Isolated axons inside the six axon/glia compartments screened with six different concentrations of CSPG. Scale bar = 100 μm.

Fig. 7

(A) OPCs uniformly distributed inside an axon/glia compartment. (B) Close-up view of differentiating OPCs inside the axon/glia compartment after two days of co-culture.

Fig. 8

Immunostained images of axons and OLs inside the axon/glia compartment at DIV 29. (A) OPCs co-cultured on top of isolated axonal layer successfully differentiated into mature MBP-expressing OLs. (B) OL processes aligning with axons inside the axon/glia compartment to form myelin-like sheaths. (axon: NF-red, mature OL: MBP-green).
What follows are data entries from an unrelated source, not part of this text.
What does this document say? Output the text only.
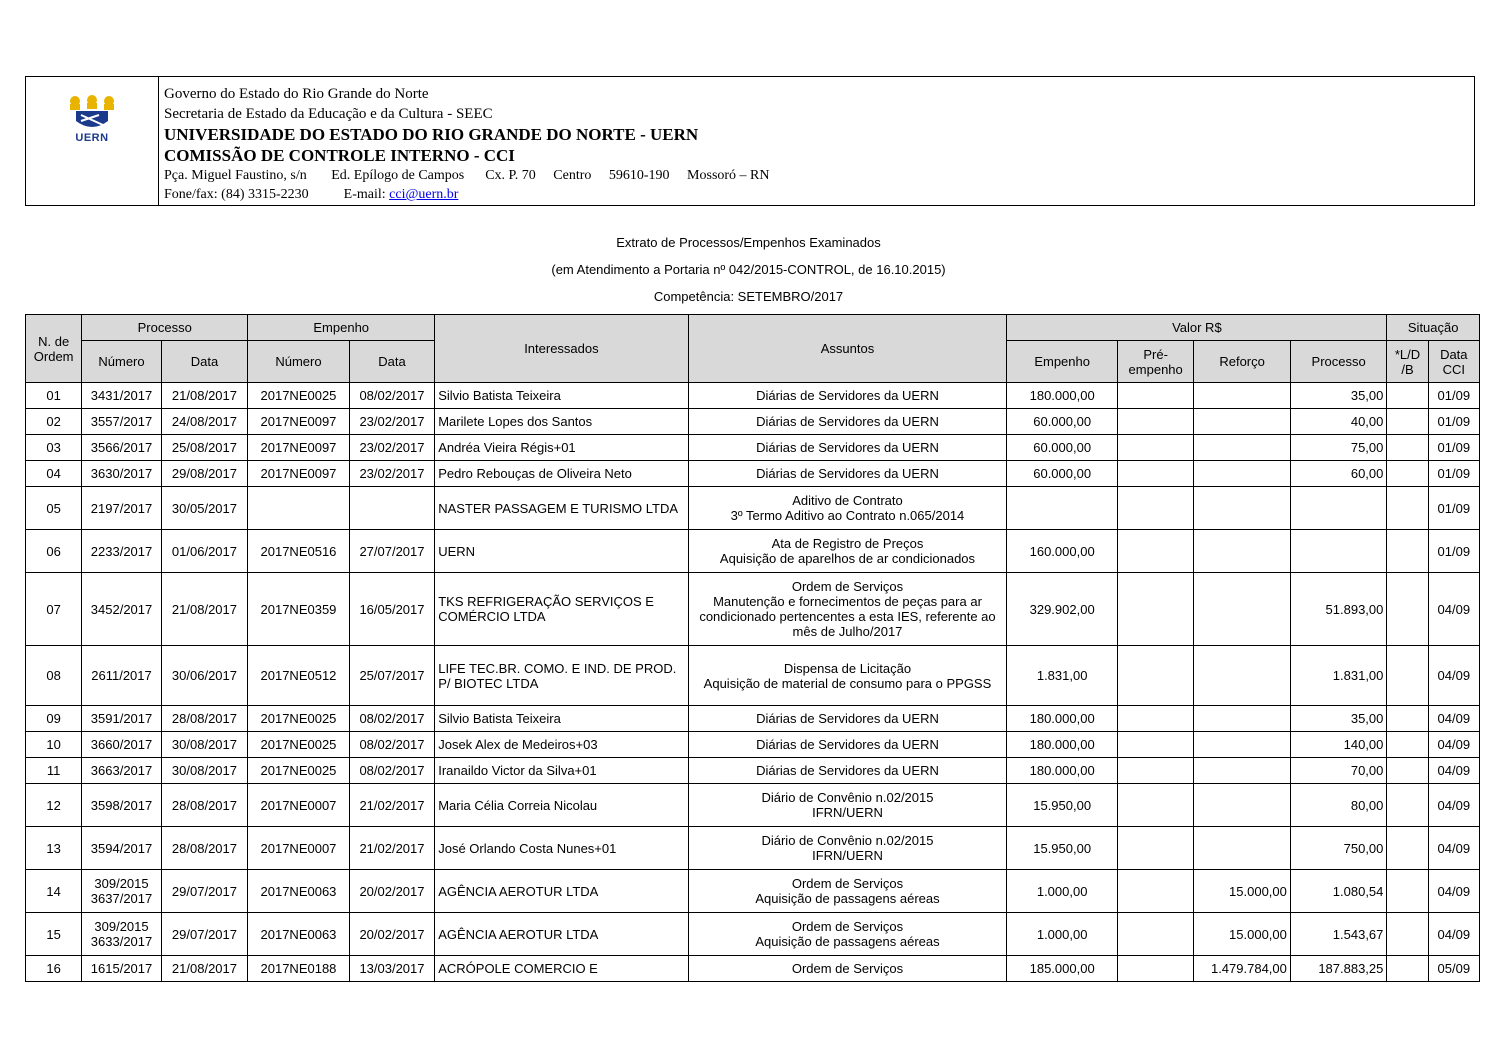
UERN
Governo do Estado do Rio Grande do Norte
Secretaria de Estado da Educação e da Cultura - SEEC
UNIVERSIDADE DO ESTADO DO RIO GRANDE DO NORTE - UERN
COMISSÃO DE CONTROLE INTERNO - CCI
Pça. Miguel Faustino, s/n       Ed. Epílogo de Campos      Cx. P. 70     Centro     59610-190     Mossoró – RN
Fone/fax: (84) 3315-2230          E-mail: cci@uern.br
Extrato de Processos/Empenhos Examinados
(em Atendimento a Portaria nº 042/2015-CONTROL, de 16.10.2015)
Competência: SETEMBRO/2017
N. de Ordem	Processo		Empenho		Interessados	Assuntos	Valor R$				Situação	
	Número	Data	Número	Data			Empenho	Pré-empenho	Reforço	Processo	*L/D /B	Data CCI
01	3431/2017	21/08/2017	2017NE0025	08/02/2017	Silvio Batista Teixeira	Diárias de Servidores da UERN	180.000,00			35,00		01/09
02	3557/2017	24/08/2017	2017NE0097	23/02/2017	Marilete Lopes dos Santos	Diárias de Servidores da UERN	60.000,00			40,00		01/09
03	3566/2017	25/08/2017	2017NE0097	23/02/2017	Andréa Vieira Régis+01	Diárias de Servidores da UERN	60.000,00			75,00		01/09
04	3630/2017	29/08/2017	2017NE0097	23/02/2017	Pedro Rebouças de Oliveira Neto	Diárias de Servidores da UERN	60.000,00			60,00		01/09
05	2197/2017	30/05/2017			NASTER PASSAGEM E TURISMO LTDA	Aditivo de Contrato
3º Termo Aditivo ao Contrato n.065/2014						01/09
06	2233/2017	01/06/2017	2017NE0516	27/07/2017	UERN	Ata de Registro de Preços
Aquisição de aparelhos de ar condicionados	160.000,00					01/09
07	3452/2017	21/08/2017	2017NE0359	16/05/2017	TKS REFRIGERAÇÃO SERVIÇOS E COMÉRCIO LTDA	Ordem de Serviços
Manutenção e fornecimentos de peças para ar condicionado pertencentes a esta IES, referente ao mês de Julho/2017	329.902,00			51.893,00		04/09
08	2611/2017	30/06/2017	2017NE0512	25/07/2017	LIFE TEC.BR. COMO. E IND. DE PROD. P/ BIOTEC LTDA	Dispensa de Licitação
Aquisição de material de consumo para o PPGSS	1.831,00			1.831,00		04/09
09	3591/2017	28/08/2017	2017NE0025	08/02/2017	Silvio Batista Teixeira	Diárias de Servidores da UERN	180.000,00			35,00		04/09
10	3660/2017	30/08/2017	2017NE0025	08/02/2017	Josek Alex de Medeiros+03	Diárias de Servidores da UERN	180.000,00			140,00		04/09
11	3663/2017	30/08/2017	2017NE0025	08/02/2017	Iranaildo Victor da Silva+01	Diárias de Servidores da UERN	180.000,00			70,00		04/09
12	3598/2017	28/08/2017	2017NE0007	21/02/2017	Maria Célia Correia Nicolau	Diário de Convênio n.02/2015
IFRN/UERN	15.950,00			80,00		04/09
13	3594/2017	28/08/2017	2017NE0007	21/02/2017	José Orlando Costa Nunes+01	Diário de Convênio n.02/2015
IFRN/UERN	15.950,00			750,00		04/09
14	309/2015
3637/2017	29/07/2017	2017NE0063	20/02/2017	AGÊNCIA AEROTUR LTDA	Ordem de Serviços
Aquisição de passagens aéreas	1.000,00		15.000,00	1.080,54		04/09
15	309/2015
3633/2017	29/07/2017	2017NE0063	20/02/2017	AGÊNCIA AEROTUR LTDA	Ordem de Serviços
Aquisição de passagens aéreas	1.000,00		15.000,00	1.543,67		04/09
16	1615/2017	21/08/2017	2017NE0188	13/03/2017	ACRÓPOLE COMERCIO E	Ordem de Serviços	185.000,00		1.479.784,00	187.883,25		05/09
Scale bars = 20 μm.

Fig. 9

Images showing co-cultured axons and glial cells at DIV 27. Isolated axons co-cultured with (A-D) OPCs and (E-H) OPCs and astrocytes. Co-cultured astrocytes physically damaged pre-established axonal layer while forming a layer on the substrate. Axons were stained for NF (red) and mature OLs were stained for MBP (green). Scale bars = 100 μm.

Fig. 10

Astrocytes promoted OPC differentiation. Percentage of MBP expressing OLs from total number of OPCs, based on initial seeding density, was analyzed by immunocytochemistry and cell counting. More OPCs developed into mature-OLs when cultured in the presence of astrocytes (mean ± SD, n = 5, p < 0.05).